Home   :   Other Stuff   :   xUML in Second Life   :   Ping Sending State

The Ping Sending State Actions

The generated event is placed in the receiving Ping instance's “newPing” (strictly speaking this handle is out of scope here) Event Pool.   It lies ready in the pool to be consumed by the State Machine when free, which is, in this case, immediately.

The absorption of the event causes the State Machine to "move" from the “Activate” state to the Sending state.  Notice that there is another "go" transition in this State Machine.  This has no bearing on the current situation since we are only interested in transitions coming out of the current state which is "Activate".

Once in the new "Sending" state it progresses though the state actions.  The first state action statement is:

this.count = this.count + 1

This reads the newPing's fact called “count”, increments it by one then writes it back to the fact “count”.  This allows us to keep a record of the number of times the model has progressed through the "Sending" state. 

Next, we find which instance of Pong is related to this (newPing) instance:

myPong = this -> R1

This statement navigates the association to establish the value of the handle called myPong.  The link between the two instances was formed earlier in the Initialisation Segment.

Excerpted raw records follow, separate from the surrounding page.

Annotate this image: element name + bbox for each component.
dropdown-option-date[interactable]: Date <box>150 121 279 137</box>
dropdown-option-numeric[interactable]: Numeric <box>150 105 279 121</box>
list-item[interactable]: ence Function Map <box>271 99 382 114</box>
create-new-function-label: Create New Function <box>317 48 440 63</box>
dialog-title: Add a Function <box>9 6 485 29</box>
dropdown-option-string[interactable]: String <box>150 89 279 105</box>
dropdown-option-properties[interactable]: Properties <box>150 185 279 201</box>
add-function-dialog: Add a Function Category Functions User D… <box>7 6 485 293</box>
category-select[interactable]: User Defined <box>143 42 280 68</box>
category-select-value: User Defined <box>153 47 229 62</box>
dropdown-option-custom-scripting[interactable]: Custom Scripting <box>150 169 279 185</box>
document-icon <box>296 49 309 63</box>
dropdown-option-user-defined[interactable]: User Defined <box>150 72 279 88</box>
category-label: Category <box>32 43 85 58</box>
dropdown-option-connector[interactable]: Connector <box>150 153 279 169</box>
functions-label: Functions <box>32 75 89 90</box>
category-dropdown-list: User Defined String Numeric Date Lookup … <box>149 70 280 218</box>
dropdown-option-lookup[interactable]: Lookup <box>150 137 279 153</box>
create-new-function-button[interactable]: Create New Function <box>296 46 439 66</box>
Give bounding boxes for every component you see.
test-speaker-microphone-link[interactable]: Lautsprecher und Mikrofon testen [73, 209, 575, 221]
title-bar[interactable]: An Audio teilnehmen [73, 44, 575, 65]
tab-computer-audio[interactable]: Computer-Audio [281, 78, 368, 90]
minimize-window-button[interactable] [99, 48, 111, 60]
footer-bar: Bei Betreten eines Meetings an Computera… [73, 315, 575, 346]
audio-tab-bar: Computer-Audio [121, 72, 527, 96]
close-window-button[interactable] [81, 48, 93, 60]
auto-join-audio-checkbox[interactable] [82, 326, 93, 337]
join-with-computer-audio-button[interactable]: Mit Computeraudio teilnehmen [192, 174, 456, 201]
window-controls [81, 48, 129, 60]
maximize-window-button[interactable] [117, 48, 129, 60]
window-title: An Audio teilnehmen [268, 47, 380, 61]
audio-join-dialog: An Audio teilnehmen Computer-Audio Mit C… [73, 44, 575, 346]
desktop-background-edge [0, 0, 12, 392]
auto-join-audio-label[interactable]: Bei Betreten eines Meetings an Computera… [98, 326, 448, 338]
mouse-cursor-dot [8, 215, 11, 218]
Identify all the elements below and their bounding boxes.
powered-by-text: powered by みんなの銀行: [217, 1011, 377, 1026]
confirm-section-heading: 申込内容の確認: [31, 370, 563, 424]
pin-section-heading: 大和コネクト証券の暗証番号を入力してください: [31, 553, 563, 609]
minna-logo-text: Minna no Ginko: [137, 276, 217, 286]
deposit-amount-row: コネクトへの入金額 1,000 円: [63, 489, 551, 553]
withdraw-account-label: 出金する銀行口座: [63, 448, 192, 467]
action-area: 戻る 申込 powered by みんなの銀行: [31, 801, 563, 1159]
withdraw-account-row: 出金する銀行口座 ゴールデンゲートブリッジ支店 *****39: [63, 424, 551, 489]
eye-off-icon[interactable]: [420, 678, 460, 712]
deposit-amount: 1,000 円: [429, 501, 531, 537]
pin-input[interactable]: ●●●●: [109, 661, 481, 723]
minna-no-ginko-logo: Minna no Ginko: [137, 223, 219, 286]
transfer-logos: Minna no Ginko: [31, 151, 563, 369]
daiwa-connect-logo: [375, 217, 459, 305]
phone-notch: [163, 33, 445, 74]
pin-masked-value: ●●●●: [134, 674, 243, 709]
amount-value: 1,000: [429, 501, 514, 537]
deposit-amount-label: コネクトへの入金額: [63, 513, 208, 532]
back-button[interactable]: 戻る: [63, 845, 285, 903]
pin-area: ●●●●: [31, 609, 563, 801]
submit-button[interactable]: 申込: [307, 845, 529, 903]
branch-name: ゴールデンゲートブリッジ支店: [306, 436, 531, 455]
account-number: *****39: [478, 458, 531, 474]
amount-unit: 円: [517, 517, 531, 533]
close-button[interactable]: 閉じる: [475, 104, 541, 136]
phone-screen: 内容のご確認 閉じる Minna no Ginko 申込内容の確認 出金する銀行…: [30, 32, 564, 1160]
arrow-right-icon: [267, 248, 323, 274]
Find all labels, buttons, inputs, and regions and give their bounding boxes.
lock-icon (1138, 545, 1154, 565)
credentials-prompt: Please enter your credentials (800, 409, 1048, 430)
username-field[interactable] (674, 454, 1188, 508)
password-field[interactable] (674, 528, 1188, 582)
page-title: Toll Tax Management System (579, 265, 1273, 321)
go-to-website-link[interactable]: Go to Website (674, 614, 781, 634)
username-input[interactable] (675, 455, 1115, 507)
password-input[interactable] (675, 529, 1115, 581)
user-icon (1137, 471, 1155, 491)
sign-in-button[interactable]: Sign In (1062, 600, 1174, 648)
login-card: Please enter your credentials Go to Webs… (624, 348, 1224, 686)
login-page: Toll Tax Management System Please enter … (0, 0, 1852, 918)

A test to see if the handle returned from the navigation is valid is next:

if myPong != UNDEFINED then

Which is superfluous in this situation as the Association is actually 1:1 and not conditional in any way.  We then test to see if the demonstration has gone on for long enough:

if this.count > 3 then

On this first iteration, count has the value of one at this point causing the:

else

Part of the if statement to execute.  Here the actions are to generate a "go" signal to the associated Pong instance called myPong:

generate POG1:go() to myPong

This signal appears momentarily in the myPong instance's Event Pool.  The second action is to generate a self directed “wait” signal.  Self directed signals take priority over signals from other State Machines and so are never placed in the Event Pool:

generate PIG2:wait() to this

The reason for the above statement is to make the State Machine "move" to the "Waiting" state after the "Sending" state completes and goes dormant.

The final action is to display a message via a Domain Operation indicating we have successfully sent the signal to myPong:

[] = PP1::outputString["PING_PINGED"]

Once invoked, the Domain Operation appears, displays the message to the user and then disappears.

Finally for this state, both if statements are terminated:

    endif

endif

After the ”Sending” state has completed for the first time, the self directed signal produced earlier has primed the transition to the “Waiting” state.  This is now acted upon and the State Machine changes state.

Notice that there is an event waiting in the Event Pool that has already being sent by the instance in the Pong class.  Now having arrived in the “Waiting” state the State Machine is ready to consume it.

This causes the “Sending” state to be re-entered.  This cycle of sending an event to the Pong instance and receiving one back is repeated a number of times.

When entered for the fourth time the result of the test:

if this.count > 3 then

Becomes true and the “then” part of the if statement is executed.  Here the actions are to generate a “die” signal to self and another to the myPong instance:

generate POG3:die() to myPong

generate PIG3:die() to this

The self directed “die” signal causes a transition to the “Terminated” state where a completion message is displayed.  The state then becomes dormant and the State Machine becomes exhausted.